More recently, Netanyahu stated in 2019 that he had allowed Qatari money to support Hamas as a tactic to keep Palestinians divided. “Whoever is against a Palestinian state should be for” this arrangement, Netanyahu reportedly said, because it cut Hamas off from the PA, making a viable Palestinian state impossible. For him, even the evil of Hamas was preferable to a Palestinian state. As Tal Schneider put it in The Times of Israel, “Israeli policy was to treat the Palestinian Authority as a burden and Hamas as an asset.”
To be clear, this isn’t about some conspiracy theory. There’s no evidence that Bibi knew of the attacks of Oct. 7. It is simply to note the horrifying, mutually beneficial arrangement wherein Bibi and Hamas are the perfect enemies for one another. Both thrive when there is no hope for peace, when Israelis and Palestinians hate one another, where pro-peace factions on both sides seem naïve or foolish. Netanyahu’s claim that there is no Palestinian partner for peace has become a self-fulfilling prophecy.
Only now, after the unconscionable evil of Hamas’s massacre, has this symbiosis finally ended.
The great mystery at the center of it all is Bibi himself. Netanyahu is, in part, a patriot; his brother died a young war hero in 1976, and his father wrote hard-right revisionist Zionist tracts.

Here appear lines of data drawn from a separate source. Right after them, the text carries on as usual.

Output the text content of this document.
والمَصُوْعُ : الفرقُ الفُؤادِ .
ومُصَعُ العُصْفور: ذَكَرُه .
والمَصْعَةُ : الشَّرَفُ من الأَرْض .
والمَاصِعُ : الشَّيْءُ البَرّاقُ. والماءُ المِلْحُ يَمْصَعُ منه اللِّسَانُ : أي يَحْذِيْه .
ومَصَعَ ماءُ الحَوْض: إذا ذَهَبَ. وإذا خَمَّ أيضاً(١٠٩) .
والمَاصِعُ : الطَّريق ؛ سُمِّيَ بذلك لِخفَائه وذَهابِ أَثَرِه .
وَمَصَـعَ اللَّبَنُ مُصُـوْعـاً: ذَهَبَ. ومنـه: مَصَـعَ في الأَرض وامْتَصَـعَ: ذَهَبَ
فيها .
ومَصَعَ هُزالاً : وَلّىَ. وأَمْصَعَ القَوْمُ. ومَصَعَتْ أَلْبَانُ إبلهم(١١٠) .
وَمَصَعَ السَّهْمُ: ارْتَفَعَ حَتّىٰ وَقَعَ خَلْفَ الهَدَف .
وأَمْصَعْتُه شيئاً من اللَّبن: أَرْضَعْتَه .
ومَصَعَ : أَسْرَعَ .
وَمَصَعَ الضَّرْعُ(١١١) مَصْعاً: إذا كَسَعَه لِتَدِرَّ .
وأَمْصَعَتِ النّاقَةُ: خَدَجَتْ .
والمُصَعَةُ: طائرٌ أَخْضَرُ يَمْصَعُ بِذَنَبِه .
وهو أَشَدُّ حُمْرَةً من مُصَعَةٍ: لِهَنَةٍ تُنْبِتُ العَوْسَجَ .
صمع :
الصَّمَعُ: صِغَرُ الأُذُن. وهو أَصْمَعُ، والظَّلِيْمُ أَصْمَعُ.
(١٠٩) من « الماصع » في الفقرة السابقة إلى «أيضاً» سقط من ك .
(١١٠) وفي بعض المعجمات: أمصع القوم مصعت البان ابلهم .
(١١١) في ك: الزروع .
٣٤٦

But more than anything else, Bibi has primarily acted in the interests of his own survival, changing political positions whenever the wind shifts. His most recent government, before the opposition joined to present a united front in the war, was propped up by fanatics and theocrats who sought to dismantle the Supreme Court and core institutions of democracy, replacing them with an authoritarian ethno-state. This was never Bibi’s agenda, but he’s also on trial for corruption, and in danger of going to jail, and so he sold out the soul of democratic Israel in order to save his skin.
The only “good” news in the current catastrophe is that Israelis are now sick of him. Not just the peace camp – they’ve loathed him for years. But also ordinary Israelis who voted for Bibi because he promised to keep them safe. Which he has utterly failed to do.
I want to close with the words of a 19-year-old survivor of the Kibbutz Be’eri massacre who watched her friends be gunned down by Hamas terrorists. Sheltering at a hotel at the Dead Sea, she made an astonishing video which has gone viral in Israel and typifies the rage many Israelis feel. (The video is subtitled; a translation is here.)
The video describes the horrifying events of Oct. 7, and the appallingly delayed response from Israel’s security services. “The worst thing,” she says, “was to hear in real time the voices of people on the kibbutz, people I have known since I knew myself, begging for help—and no-one came.”
Then she continues, “there’s a lot of rage directed at Bibi, and I feel it… I wonder how many people have to die for his ego and his interests?… Those rockets they shoot at us? It’s as if our government is shooting them at us. Because that’s the government that abandoned me. All the years of my life. And now the worst has happened.”